Jumlah pasukan dan material yang relatif rendah seperti itu merupakan kekurangan yang jelas bagi negara dengan ambisi, wilayah, dan kepentingan global untuk dilindungi di Eropa, Afrika, Timur Tengah, dan Asia-Oceania. Jumlah yang rendah, dikombinasikan dengan pemotongan anggaran yang abadi, mengakibatkan Angkatan Bersenjata Perancis menjadi kekuatan yang dirancang untuk memenangkan perang singkat dan mendapatkan kesuksesan taktis. Prancis tidak memiliki personel yang diperlukan untuk menjadi aktor yang menentukan dalam konflik konvensional besar, kontradiksi langsung dengan prinsip otonomi strategis Prancis yang sakral. Dalam sebuah koalisi, Prancis kemungkinan hanya akan memiliki pengaruh terbatas dan pengaruh strategis. Prancis terlalu bergantung pada pencegahan nuklir untuk memastikan keamanannya dan melindungi kepentingannya untuk menghadapi ancaman konvensional. Sementara tenaga nuklir benar-benar merupakan elemen kunci dari setiap kebijakan pertahanan untuk negara-negara yang mampu membelinya, konflik masih jauh lebih mungkin untuk melibatkan penyebaran pasukan reguler daripada hanya mengandalkan senjata nuklir, jika sama sekali.

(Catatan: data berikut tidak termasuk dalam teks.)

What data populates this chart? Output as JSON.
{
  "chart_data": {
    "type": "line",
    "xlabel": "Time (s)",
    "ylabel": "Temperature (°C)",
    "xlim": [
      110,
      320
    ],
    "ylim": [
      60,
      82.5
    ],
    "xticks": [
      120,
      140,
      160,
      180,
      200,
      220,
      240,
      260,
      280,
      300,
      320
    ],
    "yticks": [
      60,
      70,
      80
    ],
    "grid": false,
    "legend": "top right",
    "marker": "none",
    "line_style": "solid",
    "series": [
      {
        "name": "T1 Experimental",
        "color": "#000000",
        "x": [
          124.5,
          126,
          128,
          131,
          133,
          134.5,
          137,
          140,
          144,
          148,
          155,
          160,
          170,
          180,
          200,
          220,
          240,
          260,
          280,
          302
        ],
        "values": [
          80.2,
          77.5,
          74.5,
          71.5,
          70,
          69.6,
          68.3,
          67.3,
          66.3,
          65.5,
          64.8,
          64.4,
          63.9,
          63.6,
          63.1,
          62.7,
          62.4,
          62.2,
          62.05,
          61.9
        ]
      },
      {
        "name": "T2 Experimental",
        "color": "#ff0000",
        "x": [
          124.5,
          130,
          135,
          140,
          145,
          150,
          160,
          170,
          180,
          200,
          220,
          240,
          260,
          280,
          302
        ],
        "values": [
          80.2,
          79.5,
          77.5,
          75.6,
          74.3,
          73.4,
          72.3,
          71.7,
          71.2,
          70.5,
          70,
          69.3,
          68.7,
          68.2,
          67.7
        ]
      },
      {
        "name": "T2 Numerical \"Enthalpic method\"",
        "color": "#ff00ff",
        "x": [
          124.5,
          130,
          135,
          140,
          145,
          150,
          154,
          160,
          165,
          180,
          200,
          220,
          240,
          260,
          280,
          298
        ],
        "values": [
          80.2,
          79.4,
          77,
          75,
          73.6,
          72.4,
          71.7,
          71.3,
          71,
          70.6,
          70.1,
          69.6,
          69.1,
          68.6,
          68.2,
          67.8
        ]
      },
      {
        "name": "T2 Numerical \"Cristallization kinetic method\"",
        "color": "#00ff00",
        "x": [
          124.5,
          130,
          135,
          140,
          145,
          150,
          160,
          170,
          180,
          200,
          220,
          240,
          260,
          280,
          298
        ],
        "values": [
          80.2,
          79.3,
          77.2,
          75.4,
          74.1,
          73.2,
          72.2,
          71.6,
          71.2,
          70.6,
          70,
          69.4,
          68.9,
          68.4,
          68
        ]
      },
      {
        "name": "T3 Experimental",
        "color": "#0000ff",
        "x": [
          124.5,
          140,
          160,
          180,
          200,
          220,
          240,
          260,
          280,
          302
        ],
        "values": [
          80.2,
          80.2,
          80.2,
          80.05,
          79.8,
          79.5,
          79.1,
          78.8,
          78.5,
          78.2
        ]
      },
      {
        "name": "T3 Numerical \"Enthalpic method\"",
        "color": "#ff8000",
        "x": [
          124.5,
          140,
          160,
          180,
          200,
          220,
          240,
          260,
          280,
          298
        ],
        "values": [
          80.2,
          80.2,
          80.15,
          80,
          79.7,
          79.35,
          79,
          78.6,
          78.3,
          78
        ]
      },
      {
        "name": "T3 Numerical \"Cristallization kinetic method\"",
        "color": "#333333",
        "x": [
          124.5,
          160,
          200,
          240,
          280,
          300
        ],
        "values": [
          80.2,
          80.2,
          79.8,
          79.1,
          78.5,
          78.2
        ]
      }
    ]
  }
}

Keterbatasan Struktural Model Militer Prancis

Masalah lain, ini yang bersifat struktural, adalah model militer Prancis itu sendiri. Model saat ini - kekuatan ekspedisi kecil, profesional, yang mungkin harus mengandalkan setidaknya sebagian pada kemitraan dengan negara-negara lain mungkin relevan untuk menjembatani operasi di mana pasukan militer digunakan untuk menstabilkan situasi sampai kekuatan lain, biasanya dari organisasi internasional seperti PBB, dapat mengambil alih. Strategic Review itu sendiri menekankan pentingnya kerja sama dan kemitraan. Model ini memiliki tiga batasan utama. Pertama, selalu sulit untuk mengubah kesuksesan taktis menjadi efek strategis. Kedua, pasukan internasional belum tentu efisien. Ketiga, dan yang paling penting, model seperti itu tidak mendukung konsep otonomi strategis Prancis.